I would say there's something a little more fundamental happening than taking the modulus to deal with complex numbers. Ultimately, squares of sizes/magnitudes are the quantities of physical interest, and that's what the modulus measures. More specifically, for a complex number $z$, $|z|$ is the magnitude of the number and (if $z\neq 0$) $z/|z|$ is the phase. I believe I'm remembering correctly that the phase, in and of itself, has little or no physical significance. Phase differences matter, but the phase itself does not, in the sense that if we replace a wave function $\phi$ with $\epsilon \phi$, where $|\epsilon|=1$, it's still a solution to the same linear equation(s).
So the reason we take the modulus before squaring is because the squared modulus (or the integral thereof) is one of the quantities of intrinsic physical interest.

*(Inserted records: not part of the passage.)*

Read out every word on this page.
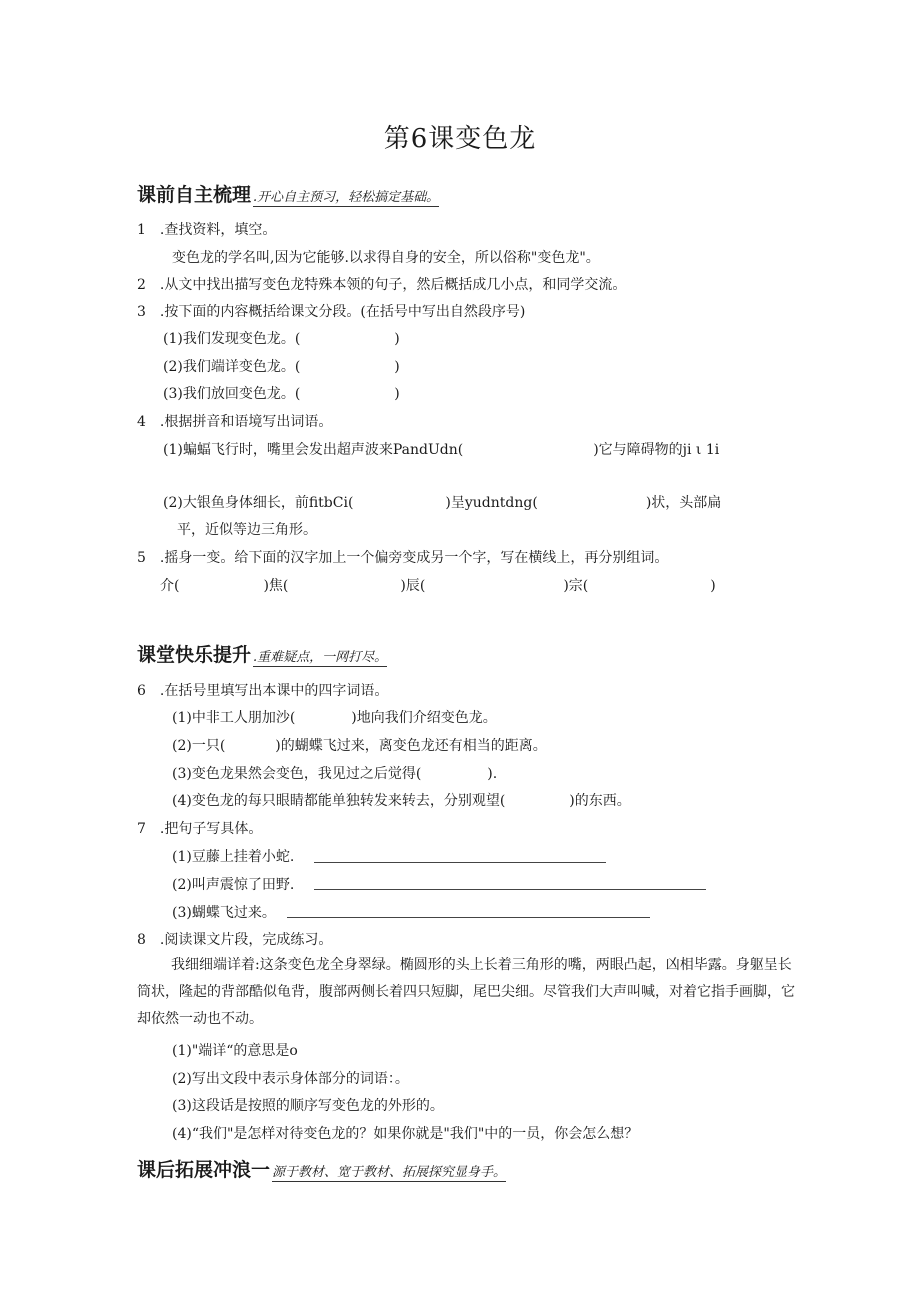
第6课变色龙
课前自主梳理 .开心自主预习，轻松搞定基础。
1　.查找资料，填空。
变色龙的学名叫,因为它能够.以求得自身的安全，所以俗称"变色龙"。
2　.从文中找出描写变色龙特殊本领的句子，然后概括成几小点，和同学交流。
3　.按下面的内容概括给课文分段。(在括号中写出自然段序号)
(1)我们发现变色龙。(	)
(2)我们端详变色龙。(	)
(3)我们放回变色龙。(	)
4　.根据拼音和语境写出词语。
(1)蝙蝠飞行时，嘴里会发出超声波来PandUdn(	)它与障碍物的ji ι 1i
(2)大银鱼身体细长，前fitbCi(	)呈yudntdng(	)状，头部扁
平，近似等边三角形。
5　.摇身一变。给下面的汉字加上一个偏旁变成另一个字，写在横线上，再分别组词。
介(	)焦(	)辰(	)宗(	)
课堂快乐提升 .重难疑点，一网打尽。
6　.在括号里填写出本课中的四字词语。
(1)中非工人朋加沙(	)地向我们介绍变色龙。
(2)一只(	)的蝴蝶飞过来，离变色龙还有相当的距离。
(3)变色龙果然会变色，我见过之后觉得(	).
(4)变色龙的每只眼睛都能单独转发来转去，分别观望(	)的东西。
7　.把句子写具体。
(1)豆藤上挂着小蛇.
(2)叫声震惊了田野.
(3)蝴蝶飞过来。
8　.阅读课文片段，完成练习。
我细细端详着:这条变色龙全身翠绿。椭圆形的头上长着三角形的嘴，两眼凸起，凶相毕露。身躯呈长筒状，隆起的背部酷似龟背，腹部两侧长着四只短脚，尾巴尖细。尽管我们大声叫喊，对着它指手画脚，它却依然一动也不动。
(1)"端详“的意思是o
(2)写出文段中表示身体部分的词语：。
(3)这段话是按照的顺序写变色龙的外形的。
(4)“我们"是怎样对待变色龙的？如果你就是"我们"中的一员，你会怎么想？
课后拓展冲浪一 源于教材、宽于教材、拓展探究显身手。
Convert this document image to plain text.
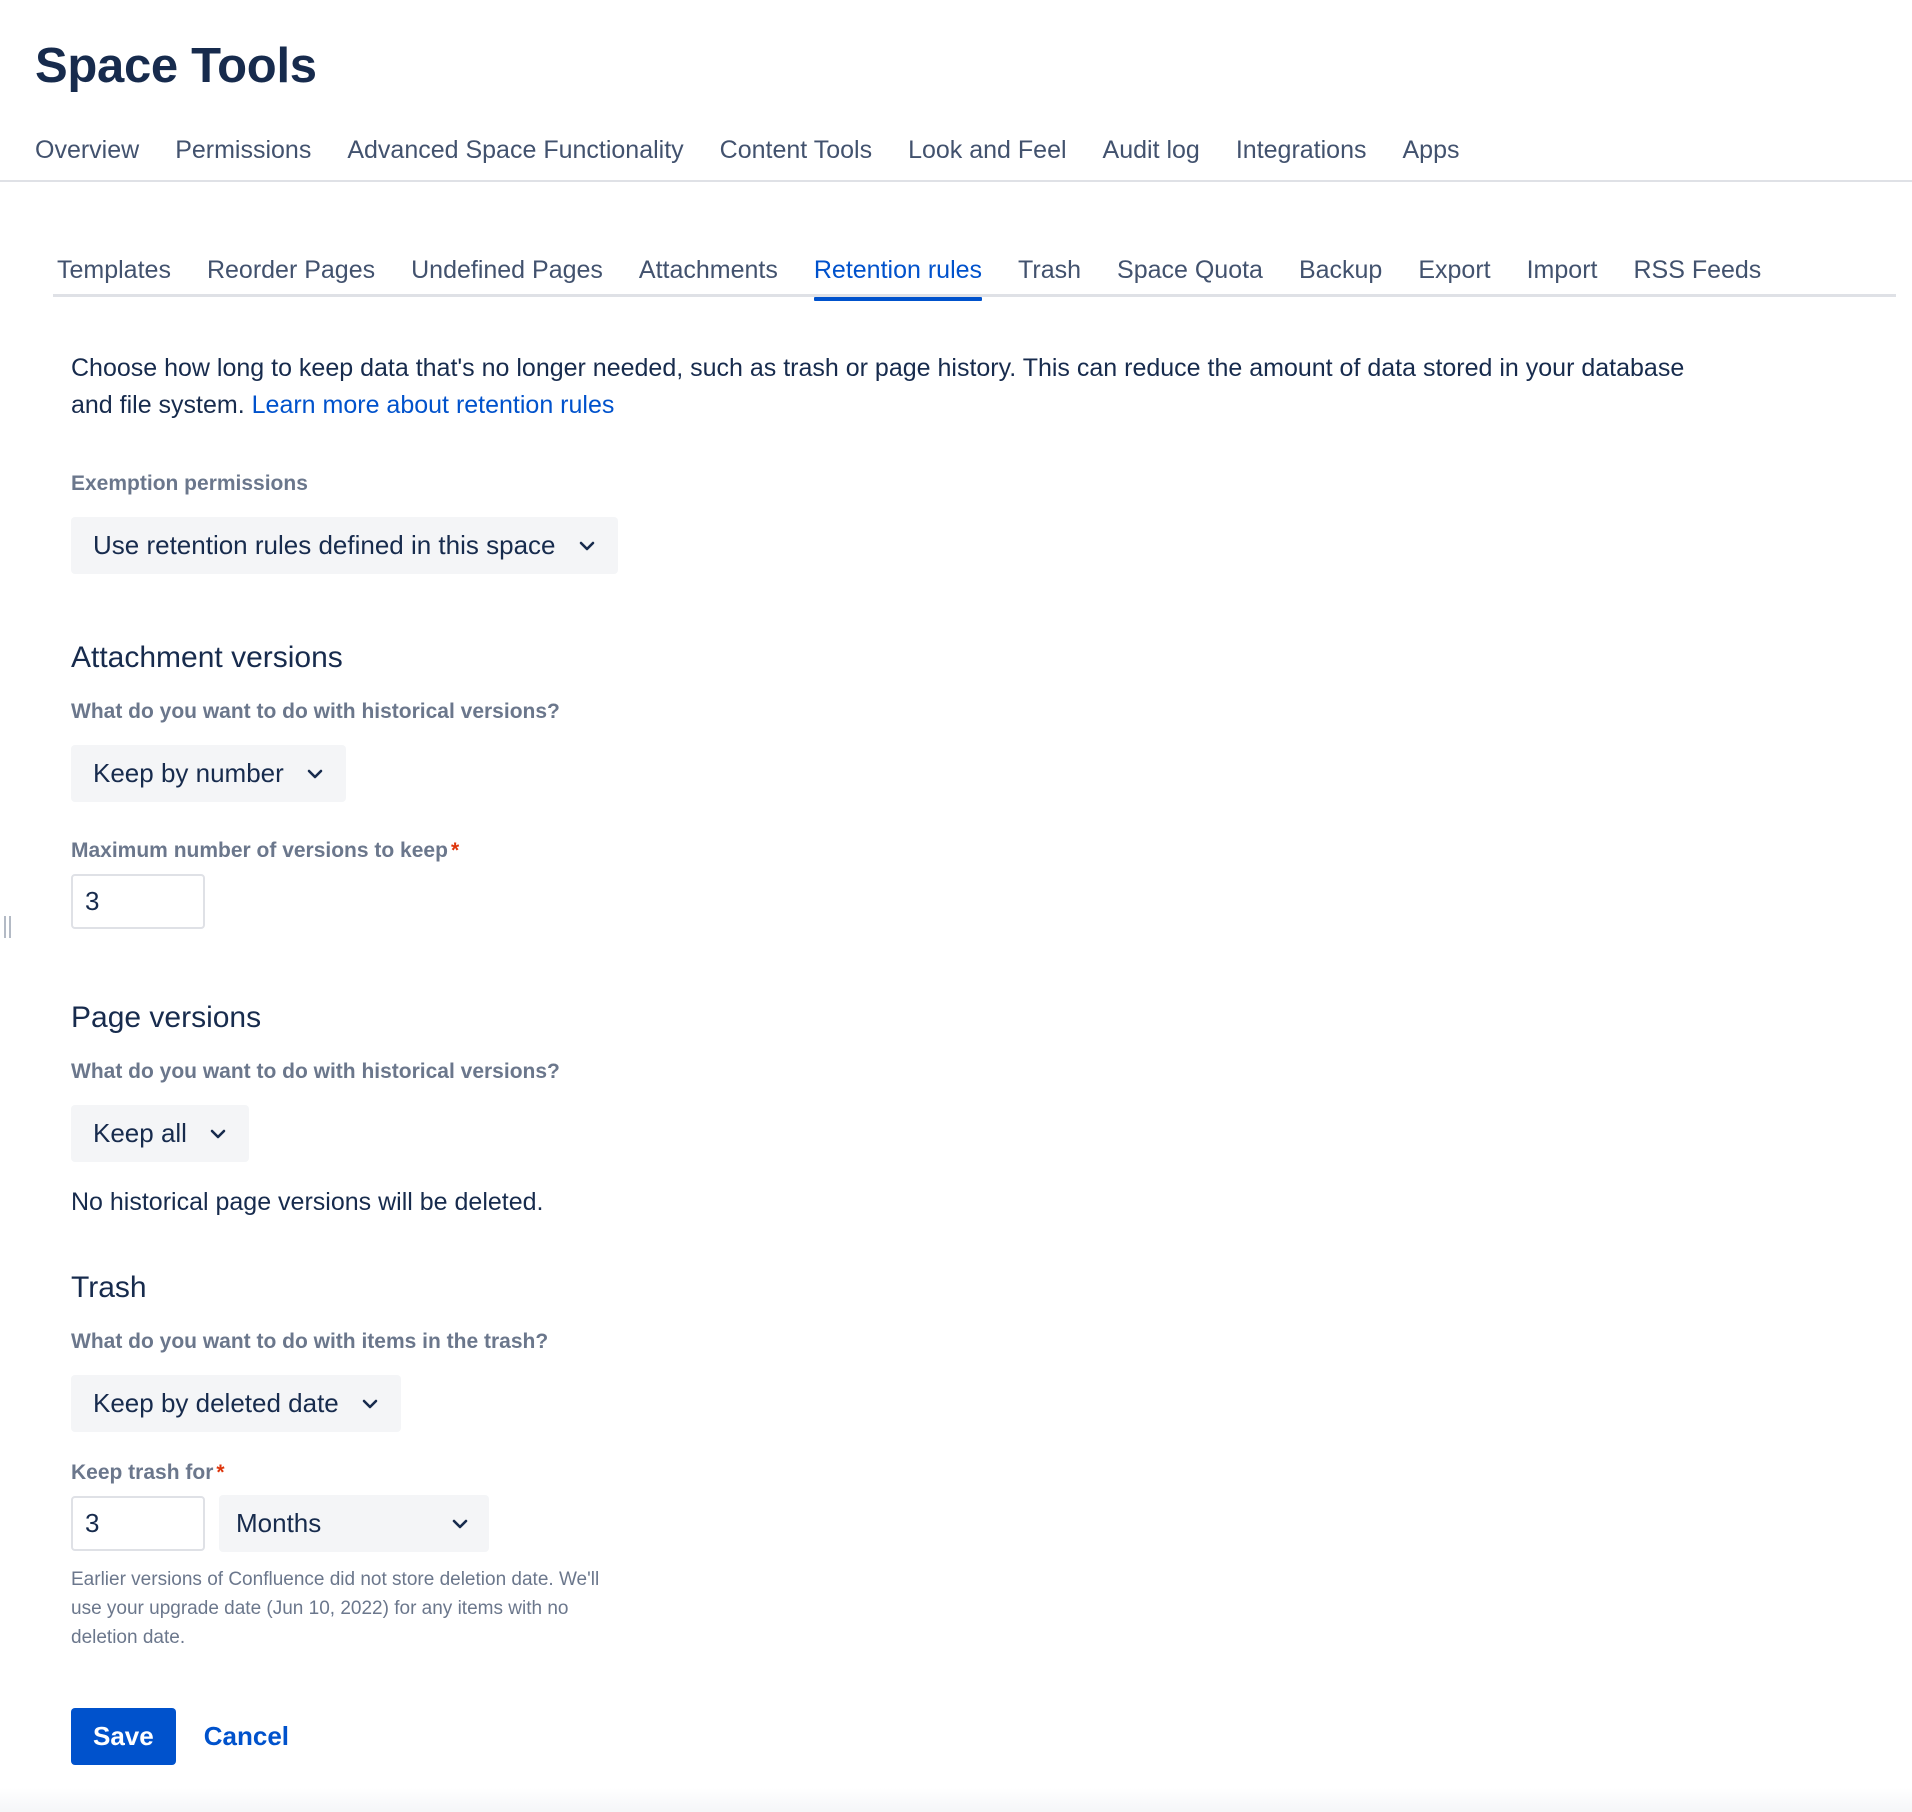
Space Tools
Overview Permissions Advanced Space Functionality Content Tools Look and Feel Audit log Integrations Apps
Templates Reorder Pages Undefined Pages Attachments Retention rules Trash Space Quota Backup Export Import RSS Feeds

Choose how long to keep data that's no longer needed, such as trash or page history. This can reduce the amount of data stored in your database and file system. Learn more about retention rules

Exemption permissions

Use retention rules defined in this space
Attachment versions

What do you want to do with historical versions?

Keep by number

Maximum number of versions to keep *

3
Page versions

What do you want to do with historical versions?

Keep all

No historical page versions will be deleted.

Trash

What do you want to do with items in the trash?

Keep by deleted date

Keep trash for *

3
Months

Earlier versions of Confluence did not store deletion date. We'll use your upgrade date (Jun 10, 2022) for any items with no deletion date.

Save	Cancel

But if we ask why isn't it equivalent to drop the modulus, then yes, the answer is because we're dealing with complex numbers. And there are numerous reasons why quantum mechanics cannot be done if we limit ourselves to real numbers. Complex numbers naturally appear in Schrodinger's equation. Eigenvalues/eigenvectors are fundamental in quantum mechanics, and you can't get a good spectral theory without going into the complex numbers. Position/momentum are related through the Fourier transform, which also necessarily moves into the complex numbers.